Stefano Micossi (Former Director General of DG Industry)

With Next Generation EU, the new 750 billion euro emergency recovery instrument proposed by the European Commission, the European common economic policies are shifting gear and moving decisively into the domain of fiscal union.

The first aspect foreshadowing fiscal union is common borrowing by the Commission through the European budget for the entire amount of the funds mobilized to meet the health crisis. To do so, the own resource ceiling of the EU budget will be (almost) doubled to 2 % of the area gross national income (GNI), and the margin thus created over budgetary appropriations for spending (just short of 1 % of GNI yearly) will be used to guaranty the new loans; the guaranty will be undertaken by the member states pro-quota (each one will guaranty a share equivalent to its share in EU GNI). Loan repayment will start “no earlier than 2027” and be completed “no later than 2058”; as a consequence the guaranty and the increase in the own resource ceiling will stand beyond the duration of the next multi-year financial framework (MFF), thus becoming a quasi-permanent feature of the EU budget.

The second aspect foreshadowing fiscal union is that repayment will fall upon the EU budget and – according to the Commission proposal, yet to be approved by the European Council – will also entail the establishment of new “own” sources of revenues, that is new taxes accruing directly to the EU budget. The Commission proposal mentions, among the possibilities being considered, a digital tax, a carbon tax, a border carbon adjustment levy, and a tax on large businesses. Each of these taxes is highly controversial among the member states due to their different economic structures and policy preferences; the agreement will entail a fresh jump in European integration of fiscal policies which so far has eluded the European Council. I find surprising that the Commission list does not include the simpler alternative of devoting to the EU a share of the VAT, which already is a common European tax, assisted by common rules and collection infrastructure.

An aspect that has been somewhat blurred in the public debate is that, since the loans will be repaid through the EU budget, and therefore ultimately by the member states, the eventual balance of net benefits must be assessed also taking into account net repayment obligations. Since the latter are roughly proportional to GNI shares, net benefits will depend on how far the allocation of funds will deviate from GNI shares, giving preference to the countries most hit by the health crisis. An implication of this proposition is that the distinction between loans and grants in the form of disbursement to the member states will matter less than apparently perceived in the public debate, since both loans and grants will be repaid according to the GNI key. Of course, disbursing a high share of the money in the form of grants has a high political value, that cannot be overlooked; however, the fact that no repayment is due for the duration of the next MFF and that the loans will have a very long duration represents a much more substantial economic benefit.
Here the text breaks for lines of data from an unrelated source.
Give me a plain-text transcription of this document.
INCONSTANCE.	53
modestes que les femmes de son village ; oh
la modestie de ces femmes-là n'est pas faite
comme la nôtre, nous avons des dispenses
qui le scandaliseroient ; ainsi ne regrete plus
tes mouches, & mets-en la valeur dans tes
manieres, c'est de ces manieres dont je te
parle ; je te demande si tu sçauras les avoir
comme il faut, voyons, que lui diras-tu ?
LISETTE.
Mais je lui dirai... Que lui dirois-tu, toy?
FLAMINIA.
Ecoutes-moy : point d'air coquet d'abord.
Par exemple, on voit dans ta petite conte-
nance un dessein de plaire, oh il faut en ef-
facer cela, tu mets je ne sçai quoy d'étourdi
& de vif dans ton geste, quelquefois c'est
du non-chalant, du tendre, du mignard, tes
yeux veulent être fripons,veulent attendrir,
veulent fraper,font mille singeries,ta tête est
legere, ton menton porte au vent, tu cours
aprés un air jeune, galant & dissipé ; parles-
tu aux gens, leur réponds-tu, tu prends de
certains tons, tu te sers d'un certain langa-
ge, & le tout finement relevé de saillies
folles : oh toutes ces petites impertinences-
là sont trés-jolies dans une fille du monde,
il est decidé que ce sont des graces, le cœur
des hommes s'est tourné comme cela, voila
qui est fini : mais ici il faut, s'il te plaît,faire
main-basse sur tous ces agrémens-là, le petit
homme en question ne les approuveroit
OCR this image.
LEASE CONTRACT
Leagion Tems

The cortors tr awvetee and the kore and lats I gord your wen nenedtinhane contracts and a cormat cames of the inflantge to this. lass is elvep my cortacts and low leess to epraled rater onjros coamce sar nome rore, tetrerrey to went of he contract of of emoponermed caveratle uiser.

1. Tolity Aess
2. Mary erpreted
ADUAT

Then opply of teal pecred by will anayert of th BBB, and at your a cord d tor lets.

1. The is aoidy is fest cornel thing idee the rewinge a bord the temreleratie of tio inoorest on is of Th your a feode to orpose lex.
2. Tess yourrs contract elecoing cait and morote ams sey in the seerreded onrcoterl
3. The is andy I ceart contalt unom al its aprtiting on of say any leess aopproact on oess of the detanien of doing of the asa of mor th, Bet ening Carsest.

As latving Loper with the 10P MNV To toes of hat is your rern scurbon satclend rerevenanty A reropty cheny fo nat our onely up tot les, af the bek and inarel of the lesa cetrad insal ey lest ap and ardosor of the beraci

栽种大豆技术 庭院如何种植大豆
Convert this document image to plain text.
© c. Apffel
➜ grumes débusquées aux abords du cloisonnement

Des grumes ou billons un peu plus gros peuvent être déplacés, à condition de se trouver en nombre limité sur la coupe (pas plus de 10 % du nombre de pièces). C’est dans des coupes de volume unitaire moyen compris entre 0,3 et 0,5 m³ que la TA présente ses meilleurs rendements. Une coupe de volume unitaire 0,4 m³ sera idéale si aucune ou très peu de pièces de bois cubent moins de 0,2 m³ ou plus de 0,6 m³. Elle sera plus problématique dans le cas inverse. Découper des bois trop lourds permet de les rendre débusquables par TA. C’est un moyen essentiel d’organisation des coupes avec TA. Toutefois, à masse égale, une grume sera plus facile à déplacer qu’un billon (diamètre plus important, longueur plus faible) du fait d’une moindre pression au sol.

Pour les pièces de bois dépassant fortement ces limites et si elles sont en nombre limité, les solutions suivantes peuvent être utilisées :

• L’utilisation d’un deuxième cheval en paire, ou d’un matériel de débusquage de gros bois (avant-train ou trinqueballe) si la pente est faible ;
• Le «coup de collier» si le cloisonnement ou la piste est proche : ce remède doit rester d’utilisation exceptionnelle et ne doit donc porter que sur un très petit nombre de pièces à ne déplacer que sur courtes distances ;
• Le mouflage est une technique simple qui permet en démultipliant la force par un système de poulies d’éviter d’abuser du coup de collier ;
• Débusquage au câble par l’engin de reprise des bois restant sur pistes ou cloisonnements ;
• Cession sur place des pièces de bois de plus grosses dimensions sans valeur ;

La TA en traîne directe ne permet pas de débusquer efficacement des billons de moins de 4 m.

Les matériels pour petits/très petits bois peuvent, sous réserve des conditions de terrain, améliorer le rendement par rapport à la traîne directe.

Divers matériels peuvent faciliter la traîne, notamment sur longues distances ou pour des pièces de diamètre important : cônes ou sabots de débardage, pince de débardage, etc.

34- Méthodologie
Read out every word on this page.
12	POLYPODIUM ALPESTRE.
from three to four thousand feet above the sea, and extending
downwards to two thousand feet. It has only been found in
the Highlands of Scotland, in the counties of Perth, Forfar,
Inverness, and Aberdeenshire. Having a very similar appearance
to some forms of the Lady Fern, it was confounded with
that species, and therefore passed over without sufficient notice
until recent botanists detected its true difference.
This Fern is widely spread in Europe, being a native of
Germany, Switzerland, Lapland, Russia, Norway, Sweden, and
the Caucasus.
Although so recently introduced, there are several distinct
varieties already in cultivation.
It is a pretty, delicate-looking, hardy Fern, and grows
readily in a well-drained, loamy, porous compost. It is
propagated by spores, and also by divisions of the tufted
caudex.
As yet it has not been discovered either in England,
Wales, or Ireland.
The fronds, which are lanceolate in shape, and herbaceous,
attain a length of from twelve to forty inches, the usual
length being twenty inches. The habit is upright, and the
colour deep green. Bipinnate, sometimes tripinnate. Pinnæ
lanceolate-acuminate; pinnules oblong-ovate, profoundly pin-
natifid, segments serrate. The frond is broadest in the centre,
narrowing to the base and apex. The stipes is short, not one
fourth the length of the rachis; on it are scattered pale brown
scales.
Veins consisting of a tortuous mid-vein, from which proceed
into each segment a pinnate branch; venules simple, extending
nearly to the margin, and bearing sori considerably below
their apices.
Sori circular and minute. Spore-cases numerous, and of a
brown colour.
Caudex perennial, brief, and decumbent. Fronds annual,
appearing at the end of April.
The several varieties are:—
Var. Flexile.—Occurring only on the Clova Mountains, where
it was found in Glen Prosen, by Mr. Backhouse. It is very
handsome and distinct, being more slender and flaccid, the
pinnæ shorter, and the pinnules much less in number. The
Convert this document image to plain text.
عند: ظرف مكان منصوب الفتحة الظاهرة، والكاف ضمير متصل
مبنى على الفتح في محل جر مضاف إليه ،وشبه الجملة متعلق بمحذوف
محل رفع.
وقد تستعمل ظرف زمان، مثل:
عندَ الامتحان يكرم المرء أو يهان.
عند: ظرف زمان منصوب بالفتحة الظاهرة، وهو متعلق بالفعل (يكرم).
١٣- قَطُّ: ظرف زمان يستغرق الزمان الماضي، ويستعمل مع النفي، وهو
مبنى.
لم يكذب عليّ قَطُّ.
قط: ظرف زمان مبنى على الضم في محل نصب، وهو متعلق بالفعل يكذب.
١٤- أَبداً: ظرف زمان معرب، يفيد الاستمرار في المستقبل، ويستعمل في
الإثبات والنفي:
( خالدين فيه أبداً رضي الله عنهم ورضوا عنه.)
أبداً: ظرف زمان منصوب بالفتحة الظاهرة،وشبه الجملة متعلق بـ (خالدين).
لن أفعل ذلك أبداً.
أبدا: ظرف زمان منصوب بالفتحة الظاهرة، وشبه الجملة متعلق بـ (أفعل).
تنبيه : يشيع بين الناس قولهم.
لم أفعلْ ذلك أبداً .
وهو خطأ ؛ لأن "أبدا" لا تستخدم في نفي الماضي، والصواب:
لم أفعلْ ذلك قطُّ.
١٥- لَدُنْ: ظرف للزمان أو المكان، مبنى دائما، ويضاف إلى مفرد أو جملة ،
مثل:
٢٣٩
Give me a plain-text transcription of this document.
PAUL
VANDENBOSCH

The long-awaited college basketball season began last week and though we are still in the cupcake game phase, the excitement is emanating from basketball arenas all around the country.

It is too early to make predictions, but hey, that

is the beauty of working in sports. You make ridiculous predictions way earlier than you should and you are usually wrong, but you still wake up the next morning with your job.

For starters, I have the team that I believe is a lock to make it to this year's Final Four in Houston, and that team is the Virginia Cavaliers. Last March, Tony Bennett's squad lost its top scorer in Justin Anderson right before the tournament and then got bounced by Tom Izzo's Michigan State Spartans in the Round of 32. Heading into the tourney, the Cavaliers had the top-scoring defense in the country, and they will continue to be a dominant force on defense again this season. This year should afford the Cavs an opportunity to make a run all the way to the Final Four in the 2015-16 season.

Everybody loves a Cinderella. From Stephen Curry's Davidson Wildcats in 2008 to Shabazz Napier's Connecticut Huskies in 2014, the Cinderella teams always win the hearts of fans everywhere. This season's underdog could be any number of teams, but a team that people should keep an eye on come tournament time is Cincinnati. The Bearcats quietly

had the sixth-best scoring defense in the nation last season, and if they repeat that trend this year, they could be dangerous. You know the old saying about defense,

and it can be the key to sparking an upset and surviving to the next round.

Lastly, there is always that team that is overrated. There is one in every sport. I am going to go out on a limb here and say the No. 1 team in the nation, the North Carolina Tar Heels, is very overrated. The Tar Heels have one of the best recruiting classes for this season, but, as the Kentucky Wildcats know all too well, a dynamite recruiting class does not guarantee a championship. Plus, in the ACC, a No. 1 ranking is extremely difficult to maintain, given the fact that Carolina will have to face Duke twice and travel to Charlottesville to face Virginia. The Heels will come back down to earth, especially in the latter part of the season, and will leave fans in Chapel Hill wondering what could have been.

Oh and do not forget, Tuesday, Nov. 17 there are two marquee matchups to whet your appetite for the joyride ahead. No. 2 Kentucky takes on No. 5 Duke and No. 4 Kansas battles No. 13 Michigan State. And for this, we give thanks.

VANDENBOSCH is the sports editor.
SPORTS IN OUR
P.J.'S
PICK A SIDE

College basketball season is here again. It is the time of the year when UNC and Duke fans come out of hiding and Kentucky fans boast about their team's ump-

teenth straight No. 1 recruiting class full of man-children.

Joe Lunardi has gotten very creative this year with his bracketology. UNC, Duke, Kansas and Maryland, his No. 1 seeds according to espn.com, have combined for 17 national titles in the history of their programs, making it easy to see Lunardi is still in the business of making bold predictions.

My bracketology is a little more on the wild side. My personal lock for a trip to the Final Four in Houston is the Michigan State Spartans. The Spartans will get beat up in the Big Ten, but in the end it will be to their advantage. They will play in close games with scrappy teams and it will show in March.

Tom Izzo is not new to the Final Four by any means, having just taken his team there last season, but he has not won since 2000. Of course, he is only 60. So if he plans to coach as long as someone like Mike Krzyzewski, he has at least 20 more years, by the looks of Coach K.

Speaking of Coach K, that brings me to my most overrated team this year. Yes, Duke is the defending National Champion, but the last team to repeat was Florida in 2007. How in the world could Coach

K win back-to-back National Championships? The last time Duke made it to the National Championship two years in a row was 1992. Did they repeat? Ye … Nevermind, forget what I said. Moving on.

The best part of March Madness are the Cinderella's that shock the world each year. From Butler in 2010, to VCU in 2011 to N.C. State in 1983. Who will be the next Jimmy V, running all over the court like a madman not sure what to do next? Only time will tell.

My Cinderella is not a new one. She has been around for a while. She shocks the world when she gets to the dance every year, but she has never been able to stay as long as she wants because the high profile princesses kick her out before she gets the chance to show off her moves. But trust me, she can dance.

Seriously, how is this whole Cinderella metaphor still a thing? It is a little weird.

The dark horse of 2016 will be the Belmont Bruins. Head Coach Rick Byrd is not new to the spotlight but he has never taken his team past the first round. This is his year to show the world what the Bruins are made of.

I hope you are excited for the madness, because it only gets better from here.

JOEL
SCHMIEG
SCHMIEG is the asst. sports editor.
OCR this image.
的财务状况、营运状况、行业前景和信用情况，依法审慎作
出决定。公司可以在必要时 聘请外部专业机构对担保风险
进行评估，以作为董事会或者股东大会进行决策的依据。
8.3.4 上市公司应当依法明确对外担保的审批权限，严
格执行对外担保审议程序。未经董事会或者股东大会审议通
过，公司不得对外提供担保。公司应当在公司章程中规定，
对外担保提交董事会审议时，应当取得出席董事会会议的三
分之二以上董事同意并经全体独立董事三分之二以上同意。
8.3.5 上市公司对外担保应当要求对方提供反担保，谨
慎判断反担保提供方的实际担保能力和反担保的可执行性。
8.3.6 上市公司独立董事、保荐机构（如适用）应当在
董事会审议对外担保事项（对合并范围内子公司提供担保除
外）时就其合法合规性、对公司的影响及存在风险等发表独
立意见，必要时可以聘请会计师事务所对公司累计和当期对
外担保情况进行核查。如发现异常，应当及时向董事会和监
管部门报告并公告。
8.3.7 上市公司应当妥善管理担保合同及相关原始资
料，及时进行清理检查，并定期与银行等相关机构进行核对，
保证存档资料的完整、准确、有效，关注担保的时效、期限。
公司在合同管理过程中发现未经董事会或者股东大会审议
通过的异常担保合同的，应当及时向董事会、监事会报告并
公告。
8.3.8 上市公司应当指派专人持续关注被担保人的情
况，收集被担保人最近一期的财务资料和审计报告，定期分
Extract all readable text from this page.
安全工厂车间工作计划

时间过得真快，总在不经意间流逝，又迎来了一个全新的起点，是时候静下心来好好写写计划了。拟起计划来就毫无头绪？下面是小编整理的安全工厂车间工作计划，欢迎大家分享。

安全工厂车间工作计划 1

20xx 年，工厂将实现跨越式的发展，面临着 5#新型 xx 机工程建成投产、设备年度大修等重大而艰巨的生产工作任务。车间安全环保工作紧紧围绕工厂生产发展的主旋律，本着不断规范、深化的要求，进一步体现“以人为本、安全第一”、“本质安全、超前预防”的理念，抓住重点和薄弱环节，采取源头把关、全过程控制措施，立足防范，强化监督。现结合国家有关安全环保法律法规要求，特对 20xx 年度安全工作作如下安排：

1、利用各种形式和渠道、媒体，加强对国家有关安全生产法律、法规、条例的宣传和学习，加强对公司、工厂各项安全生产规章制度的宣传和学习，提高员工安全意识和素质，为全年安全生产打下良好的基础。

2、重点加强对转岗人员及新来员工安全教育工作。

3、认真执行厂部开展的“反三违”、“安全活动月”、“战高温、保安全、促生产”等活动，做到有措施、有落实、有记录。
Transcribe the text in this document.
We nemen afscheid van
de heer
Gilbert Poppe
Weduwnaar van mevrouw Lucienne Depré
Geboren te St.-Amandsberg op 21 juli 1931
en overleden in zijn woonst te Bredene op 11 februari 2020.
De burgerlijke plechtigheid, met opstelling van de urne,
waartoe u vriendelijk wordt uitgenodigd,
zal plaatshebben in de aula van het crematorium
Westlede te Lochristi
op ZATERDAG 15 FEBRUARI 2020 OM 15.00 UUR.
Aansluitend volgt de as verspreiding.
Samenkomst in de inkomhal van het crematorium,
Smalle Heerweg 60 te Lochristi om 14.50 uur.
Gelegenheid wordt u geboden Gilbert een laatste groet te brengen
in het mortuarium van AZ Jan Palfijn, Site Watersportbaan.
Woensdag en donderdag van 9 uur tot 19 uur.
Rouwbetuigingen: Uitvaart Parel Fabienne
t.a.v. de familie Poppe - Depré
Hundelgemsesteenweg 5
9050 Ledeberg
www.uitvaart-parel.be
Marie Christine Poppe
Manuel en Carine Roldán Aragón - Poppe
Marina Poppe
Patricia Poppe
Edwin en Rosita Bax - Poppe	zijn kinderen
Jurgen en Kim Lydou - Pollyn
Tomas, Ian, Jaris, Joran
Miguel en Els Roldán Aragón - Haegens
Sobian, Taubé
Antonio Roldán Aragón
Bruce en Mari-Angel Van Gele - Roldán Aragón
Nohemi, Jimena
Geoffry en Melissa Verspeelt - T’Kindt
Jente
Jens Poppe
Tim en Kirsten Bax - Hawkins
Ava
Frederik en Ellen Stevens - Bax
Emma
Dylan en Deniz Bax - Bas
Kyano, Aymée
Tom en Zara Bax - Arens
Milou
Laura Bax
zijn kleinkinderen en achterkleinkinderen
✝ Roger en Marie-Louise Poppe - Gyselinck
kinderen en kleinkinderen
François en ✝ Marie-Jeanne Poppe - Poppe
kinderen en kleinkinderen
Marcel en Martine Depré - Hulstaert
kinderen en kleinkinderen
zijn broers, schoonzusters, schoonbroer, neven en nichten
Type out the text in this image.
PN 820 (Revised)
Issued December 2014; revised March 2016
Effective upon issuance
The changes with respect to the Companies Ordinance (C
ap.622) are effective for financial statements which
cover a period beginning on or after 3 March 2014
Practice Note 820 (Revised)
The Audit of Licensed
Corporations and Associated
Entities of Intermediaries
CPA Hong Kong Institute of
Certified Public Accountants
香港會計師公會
The last aspect foreshadowing fiscal union is that the money will be disbursed according to the procedures of the European budget – thus entailing a need for the member states to agree not only on what the money will be used for, but to accept strong European surveillance over their economic policies. Indeed, the Commission makes clear, in its proposal, that money will be disbursed conditional on the respect of country-specific recommendations approved by the Council within the European Semester procedure. The fact that the policy recommendations will come together with substantial funds that may not otherwise be available, may make the member states more willing to comply.

All in all, this is indeed strong stuff, a real jump in economic policy integration. It just remains to be seen how much will survive the negotiations within the European Council, which no doubt will be very tough. But the re-found agreement between France and Germany on the need to proceed together augurs well.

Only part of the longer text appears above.